Burnout is indeed “often worsened by a screen or phone addiction with the constant need to check emails”, says Pauline Howard of Bloom Coaching. “This tends to aggravate a profound state of tiredness, stress and vulnerability already fostered by the demands of life.”
You ride a rollercoaster of emotions every day
It’s easy to feel numb and depleted when you feel flat and mentally drained. Another key warning sign of burnout is when simple, everyday tasks become overwhelming. From washing your hair to deciding what to eat for lunch, decision fatigue—the sheer exhaustion felt from having worn your critical thinking cap for too long—contributes to the sensation of drowning.
You’re finding yourself short with people, curt with your words, and generally have little interest nor patience in emotionally investing in conversations and interactions as you once did.
“Early stages of burnout could include forgetfulness, general lack of interest, irritability, sadness, frustration,” says Chee. “A less common sign could even include envy of those who are happy.”
You’re withdrawing from life
The act of existing has become exhausting and conversations feel like hard work. “These sensations often go hand in hand with a loss of confidence and rising despair, feeling that the situation is draining and getting out of control,” says Howard.
Because victims of burnout try their best to keep up appearances, the signs may not always be obvious to colleagues or loved ones. “Although some people start withdrawing and become irritable, many maintain a ‘normal’ façade for fear of losing it completely in a society where positivity, success and control are highly valued.”
The little things no longer bring you joy
It’s ok to feel like you’re living out your calling and still feel burnt out. In a bid to shake off feelings of hopelessness or failure, many work harder and increase productivity only to feel nothing. Perhaps you’re falling ill often with stress weakening your immunity or are turning to harmful substances to distract yourself. Or, you feel that you can’t help but escape real life through fantasies or what psychologists call ‘maladaptive daydreaming’ to revive the spark within.
Chee, who spent two decades living the gruelling, adrenaline-fuelled advertising life before setting up Matter Inc in May 2020, says that healing begins by assessing why you’re still racing ahead despite running on fumes. “Are you putting more pressure on yourself than expected?” Is the pressure coming from external factors such as targets and deadlines from the job or corporate dynamics, or are you driving yourself too hard with unrealistically high expectations? “Differentiate and get clarity, then put in place some actions to reduce stress levels.”
For Chow, it’s about getting real with your capacity and threshold levels, and addressing what you can and can’t do with humility and honesty. “To avoid long-term exhaustion leading to burnout, we should also incorporate individual self-care needs into our daily routine. Engaging in relaxing activities such as meditation, a few minutes of exercise or prioritising your needs by delegating your workload or reorganising your sleep schedule are various healthy approaches to manage burnout.”

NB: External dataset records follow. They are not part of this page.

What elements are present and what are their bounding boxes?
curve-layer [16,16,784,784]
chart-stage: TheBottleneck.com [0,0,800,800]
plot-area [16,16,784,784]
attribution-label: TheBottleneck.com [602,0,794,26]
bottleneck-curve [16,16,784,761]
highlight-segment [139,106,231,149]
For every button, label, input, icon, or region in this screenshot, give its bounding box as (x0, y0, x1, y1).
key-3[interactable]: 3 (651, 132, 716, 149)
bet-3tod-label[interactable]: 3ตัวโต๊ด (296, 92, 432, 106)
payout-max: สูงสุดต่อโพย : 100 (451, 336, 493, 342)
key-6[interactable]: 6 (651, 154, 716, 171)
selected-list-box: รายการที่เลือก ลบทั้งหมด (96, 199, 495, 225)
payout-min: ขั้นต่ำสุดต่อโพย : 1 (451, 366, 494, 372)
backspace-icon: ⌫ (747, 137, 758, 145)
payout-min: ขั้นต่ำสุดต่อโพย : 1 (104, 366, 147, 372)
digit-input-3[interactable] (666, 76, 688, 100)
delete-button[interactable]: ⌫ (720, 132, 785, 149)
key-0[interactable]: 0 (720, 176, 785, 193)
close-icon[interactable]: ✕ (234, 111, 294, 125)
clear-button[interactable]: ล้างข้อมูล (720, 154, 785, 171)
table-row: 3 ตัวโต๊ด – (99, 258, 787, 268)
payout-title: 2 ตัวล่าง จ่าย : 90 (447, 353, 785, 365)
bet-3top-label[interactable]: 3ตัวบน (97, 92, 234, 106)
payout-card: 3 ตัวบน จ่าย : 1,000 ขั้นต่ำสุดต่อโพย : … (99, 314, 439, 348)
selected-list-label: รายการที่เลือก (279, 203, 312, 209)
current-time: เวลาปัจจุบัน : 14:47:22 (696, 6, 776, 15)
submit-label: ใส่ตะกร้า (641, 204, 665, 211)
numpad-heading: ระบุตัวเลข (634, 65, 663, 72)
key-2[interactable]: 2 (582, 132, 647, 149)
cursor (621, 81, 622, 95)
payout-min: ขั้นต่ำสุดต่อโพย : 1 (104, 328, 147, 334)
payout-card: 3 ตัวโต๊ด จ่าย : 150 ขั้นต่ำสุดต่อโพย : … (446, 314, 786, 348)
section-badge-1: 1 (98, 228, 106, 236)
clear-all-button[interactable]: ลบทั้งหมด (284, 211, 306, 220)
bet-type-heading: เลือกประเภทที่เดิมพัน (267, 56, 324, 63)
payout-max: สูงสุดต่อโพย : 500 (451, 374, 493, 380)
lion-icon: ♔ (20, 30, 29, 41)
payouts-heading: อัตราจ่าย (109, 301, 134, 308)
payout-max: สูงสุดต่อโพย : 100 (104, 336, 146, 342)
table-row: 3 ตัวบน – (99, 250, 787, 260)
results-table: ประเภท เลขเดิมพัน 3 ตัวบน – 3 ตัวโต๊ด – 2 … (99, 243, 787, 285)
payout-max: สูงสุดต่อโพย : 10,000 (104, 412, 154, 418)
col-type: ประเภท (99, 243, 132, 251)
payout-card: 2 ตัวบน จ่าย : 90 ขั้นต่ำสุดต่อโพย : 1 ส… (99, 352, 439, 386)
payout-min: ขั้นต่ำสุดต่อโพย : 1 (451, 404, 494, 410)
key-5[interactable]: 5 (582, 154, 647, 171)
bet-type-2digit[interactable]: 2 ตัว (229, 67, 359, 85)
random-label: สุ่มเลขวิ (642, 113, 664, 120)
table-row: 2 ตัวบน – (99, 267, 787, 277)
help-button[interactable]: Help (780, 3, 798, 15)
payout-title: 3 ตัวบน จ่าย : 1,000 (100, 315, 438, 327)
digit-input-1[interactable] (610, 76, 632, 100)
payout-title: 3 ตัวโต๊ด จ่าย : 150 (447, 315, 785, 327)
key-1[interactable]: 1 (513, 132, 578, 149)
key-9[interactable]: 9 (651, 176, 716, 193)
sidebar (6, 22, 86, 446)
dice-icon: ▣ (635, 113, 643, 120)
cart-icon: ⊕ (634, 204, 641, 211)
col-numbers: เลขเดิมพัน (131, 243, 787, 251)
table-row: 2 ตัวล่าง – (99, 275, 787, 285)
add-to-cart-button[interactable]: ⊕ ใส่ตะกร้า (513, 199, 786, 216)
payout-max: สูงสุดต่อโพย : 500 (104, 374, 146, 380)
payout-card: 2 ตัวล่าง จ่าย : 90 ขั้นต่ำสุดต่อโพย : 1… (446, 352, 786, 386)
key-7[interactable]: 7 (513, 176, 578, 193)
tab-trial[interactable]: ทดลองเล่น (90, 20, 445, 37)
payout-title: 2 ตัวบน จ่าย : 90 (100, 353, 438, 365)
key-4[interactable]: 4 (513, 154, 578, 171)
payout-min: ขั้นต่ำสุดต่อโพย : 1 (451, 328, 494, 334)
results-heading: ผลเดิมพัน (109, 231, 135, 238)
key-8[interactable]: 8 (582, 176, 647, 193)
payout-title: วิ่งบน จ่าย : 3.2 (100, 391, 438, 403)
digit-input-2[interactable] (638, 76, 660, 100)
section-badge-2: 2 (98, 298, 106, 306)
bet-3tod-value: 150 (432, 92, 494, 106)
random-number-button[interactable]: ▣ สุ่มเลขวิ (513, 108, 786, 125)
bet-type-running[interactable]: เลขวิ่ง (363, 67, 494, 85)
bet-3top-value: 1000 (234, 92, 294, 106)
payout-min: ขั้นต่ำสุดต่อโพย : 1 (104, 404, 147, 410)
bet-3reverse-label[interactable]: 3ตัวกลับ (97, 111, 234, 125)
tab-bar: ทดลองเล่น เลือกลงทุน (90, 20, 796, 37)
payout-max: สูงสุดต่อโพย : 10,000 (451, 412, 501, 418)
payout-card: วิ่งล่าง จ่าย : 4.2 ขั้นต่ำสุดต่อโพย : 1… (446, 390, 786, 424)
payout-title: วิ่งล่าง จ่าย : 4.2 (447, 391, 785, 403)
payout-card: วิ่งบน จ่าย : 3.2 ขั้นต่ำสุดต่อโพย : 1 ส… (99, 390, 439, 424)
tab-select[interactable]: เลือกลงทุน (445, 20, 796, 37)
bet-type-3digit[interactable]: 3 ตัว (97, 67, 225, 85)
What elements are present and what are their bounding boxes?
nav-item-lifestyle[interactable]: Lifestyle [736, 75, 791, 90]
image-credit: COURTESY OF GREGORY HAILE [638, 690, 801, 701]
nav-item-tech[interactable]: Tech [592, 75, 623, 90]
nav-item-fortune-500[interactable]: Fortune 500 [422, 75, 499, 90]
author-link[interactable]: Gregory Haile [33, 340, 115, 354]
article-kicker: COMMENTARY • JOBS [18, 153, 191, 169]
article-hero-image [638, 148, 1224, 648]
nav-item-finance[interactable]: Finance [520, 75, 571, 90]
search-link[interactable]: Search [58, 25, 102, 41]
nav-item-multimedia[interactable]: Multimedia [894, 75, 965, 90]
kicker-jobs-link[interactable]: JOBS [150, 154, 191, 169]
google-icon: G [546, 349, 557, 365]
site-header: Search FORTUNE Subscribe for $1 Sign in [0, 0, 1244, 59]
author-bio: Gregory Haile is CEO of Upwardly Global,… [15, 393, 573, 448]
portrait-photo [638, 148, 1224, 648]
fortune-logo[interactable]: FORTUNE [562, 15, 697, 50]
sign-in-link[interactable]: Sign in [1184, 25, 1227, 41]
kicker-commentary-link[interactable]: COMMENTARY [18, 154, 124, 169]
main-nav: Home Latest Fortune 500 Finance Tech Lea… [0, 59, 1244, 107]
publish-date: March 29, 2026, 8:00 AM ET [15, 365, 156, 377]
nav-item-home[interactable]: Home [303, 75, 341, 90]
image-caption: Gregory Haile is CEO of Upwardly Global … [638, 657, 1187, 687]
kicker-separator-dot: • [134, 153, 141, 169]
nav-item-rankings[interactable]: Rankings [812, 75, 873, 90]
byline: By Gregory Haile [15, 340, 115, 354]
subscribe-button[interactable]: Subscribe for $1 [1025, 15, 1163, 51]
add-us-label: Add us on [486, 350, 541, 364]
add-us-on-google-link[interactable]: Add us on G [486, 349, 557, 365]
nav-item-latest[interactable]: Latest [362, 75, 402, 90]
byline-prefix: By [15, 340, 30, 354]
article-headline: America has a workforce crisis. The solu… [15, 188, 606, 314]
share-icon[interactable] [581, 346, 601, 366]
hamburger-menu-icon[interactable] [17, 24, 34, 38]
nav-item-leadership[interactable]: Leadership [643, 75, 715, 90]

The silver lining is that chronic burnout doesn’t happen overnight but accumulates from a sustained build-up. This slow burn also makes course-correction possible—if only one is willing to take the time to pause, rethink priorities, redraw boundaries and advocate for the self within.
“Sometimes, what is required is an honest review of your current workload, reprioritising goals and managing your expectations,” says Chow. “Sustainable recovery is achievable with small, realistic changes made over a consistent period of time.”